Whether you are renting or buying a home in the D.C. area, the process can be complicated and expensive.
According to data from the first quarter of this year, D.C. has the 7th highest cost of living among major U.S. metropolitan regions. To make matters worse, for-sale signs aren’t popping up as often and mortgage rates are at a 20-year high.
“We are [at a] record low inventory of new listings,” local real estate agent John Coleman said on the DMV Download podcast. “Week over week has been down anywhere from 22 to 28% in the region over the last little bit. And then interest rates have pushed affordability to a spot where people simply just can’t afford.”
Coleman said these two phenomena — high interest rates and low inventory — are related. The former influences the latter and the numbers don’t lie. Coleman said 89% of homeowners have an interest rate lower than 5%.
“We have a lot of people that have super cheap money,” Coleman said. “And so the days of wanting to just move because it’s got a better backyard, or ‘I want to be closer to my friends’ is a little bit different.”
When he looks at the numbers, Coleman said interest rates make buying a home less attractive.
“Right now, those financials, actually, in a lot of spots, look better for renting,” Coleman said.
Despite these barriers, Coleman said his phone is still blowing up with calls about moving to the District.
“The traffic around the city has been to the point where people that have to be coming back into the city might not want to be that extra distance out because that commute in is going to be difficult,” Coleman said.
This raises the question: what happens if and when interest rates go back down?
“People are in more of a wait-and-see approach than we’ve seen in a long time,” Coleman said. “What happens when more people get in the mix, this area knows better than anybody, that pushes up prices. So I think that there’s a real likelihood that could happen.”
But Coleman cautioned potential buyers who lick their lips at whispers of a jump in home prices. In real estate, few things are certain in the short term, Coleman said.
“Homeownership is a long-term game,” Coleman said. “If you’re looking to sell it in three to four years, I wouldn’t buy right now. I just wouldn’t. There’s cost-of-sale in terms of buying and then selling … it’s kind of like driving a car off the lot.”

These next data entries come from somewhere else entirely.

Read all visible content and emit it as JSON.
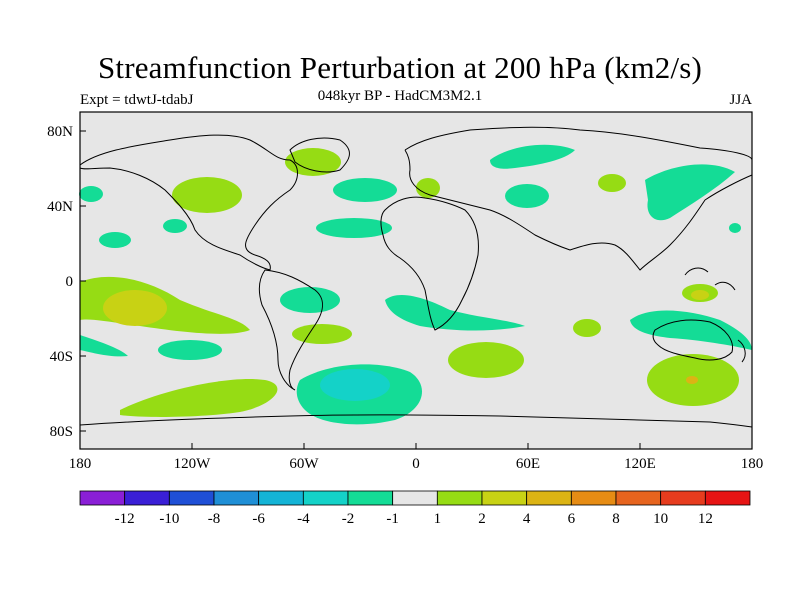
{
  "title": "Streamfunction Perturbation at 200 hPa (km2/s)",
  "subtitle_left": "Expt = tdwtJ-tdabJ",
  "subtitle_center": "048kyr BP - HadCM3M2.1",
  "subtitle_right": "JJA",
  "lat_labels": [
    "80N",
    "40N",
    "0",
    "40S",
    "80S"
  ],
  "lon_labels": [
    "180",
    "120W",
    "60W",
    "0",
    "60E",
    "120E",
    "180"
  ],
  "colorbar": {
    "labels": [
      "-12",
      "-10",
      "-8",
      "-6",
      "-4",
      "-2",
      "-1",
      "1",
      "2",
      "4",
      "6",
      "8",
      "10",
      "12"
    ],
    "colors": [
      "#8a1fd6",
      "#3a1fd6",
      "#1f4fd6",
      "#1f8fd6",
      "#14b4d6",
      "#14d2c8",
      "#14dc96",
      "#e6e6e6",
      "#96dc14",
      "#c8d214",
      "#dcb414",
      "#e68c14",
      "#e6641e",
      "#e63c1e",
      "#e61414"
    ]
  },
  "fill_colors": {
    "background": "#e6e6e6",
    "pos1": "#96dc14",
    "pos2": "#c8d214",
    "pos3": "#dcb414",
    "neg1": "#14dc96",
    "neg2": "#14d2c8"
  }
}
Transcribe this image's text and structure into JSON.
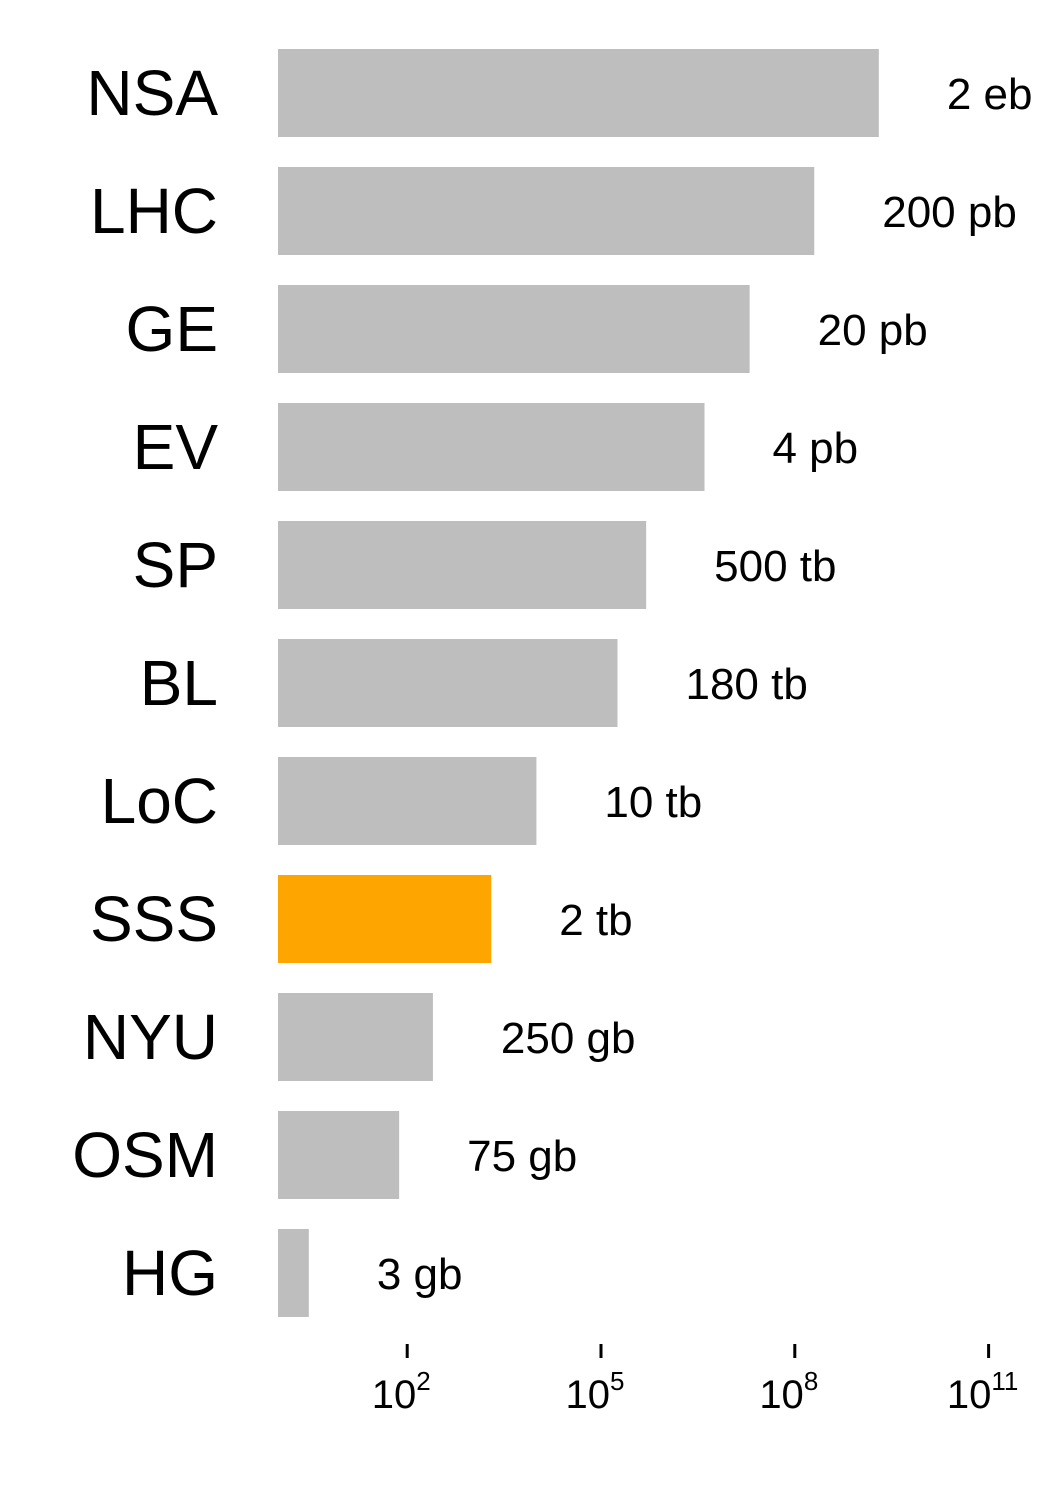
{
  "chart_data": {
    "type": "bar",
    "orientation": "horizontal",
    "x_scale": "log10",
    "x_unit": "gb",
    "categories": [
      "NSA",
      "LHC",
      "GE",
      "EV",
      "SP",
      "BL",
      "LoC",
      "SSS",
      "NYU",
      "OSM",
      "HG"
    ],
    "values": [
      2000000000,
      200000000,
      20000000,
      4000000,
      500000,
      180000,
      10000,
      2000,
      250,
      75,
      3
    ],
    "value_labels": [
      "2 eb",
      "200 pb",
      "20 pb",
      "4 pb",
      "500 tb",
      "180 tb",
      "10 tb",
      "2 tb",
      "250 gb",
      "75 gb",
      "3 gb"
    ],
    "highlight": "SSS",
    "colors": {
      "bar": "#bebebe",
      "highlight": "#ffa500"
    },
    "x_ticks": [
      {
        "value": 100,
        "base": "10",
        "exp": "2"
      },
      {
        "value": 100000,
        "base": "10",
        "exp": "5"
      },
      {
        "value": 100000000,
        "base": "10",
        "exp": "8"
      },
      {
        "value": 100000000000,
        "base": "10",
        "exp": "11"
      }
    ],
    "title": "",
    "xlabel": "",
    "ylabel": "",
    "grid": false,
    "legend": "none"
  }
}
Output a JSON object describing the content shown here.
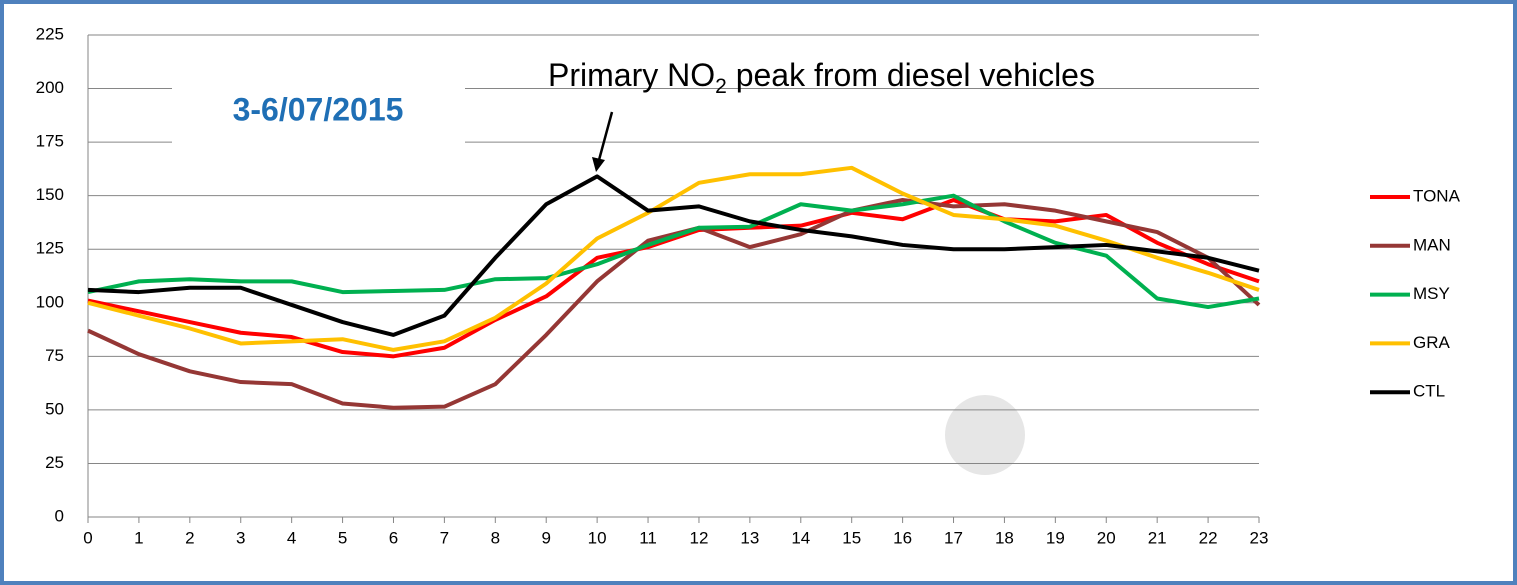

High interest rates and inventory aside, one of the largest barriers for many is saving up for a 20% down payment. With the median home price in the D.C. area sitting at $669,900 and the median household income at $90,088 — a couple would have to save nearly $27,000 a year for half a decade to save up for a 20% down payment.
It’s a seemingly impossible task for many. But Ronald Clarkson at the Housing Counseling Services Inc. said there are programs that can help.
“It really is based on where you live currently. A lot of the programs require that you live in the jurisdiction where the funds are available,” Clarkson, director at the housing nonprofit, said. “Here in D.C., you have programs like the Home Purchase Assistance Program, also known as HPAP.”
The D.C. program, for example, boasts a maximum housing assistance of $202,000 based on income and house size.
“It is a great program that has helped a lot of homebuyers here in the District of Columbia,” Clarkson said. “And we’re proud to say that we’ve been a good part of that.”
And while the promise of a $200,000 zero-interest loan sounds nice, Clarkson said it is still a loan that you have to pay back.
“Housing can be very attractive and we get very emotional about it,” Clarkson said. “That can sometimes be the pitfall.”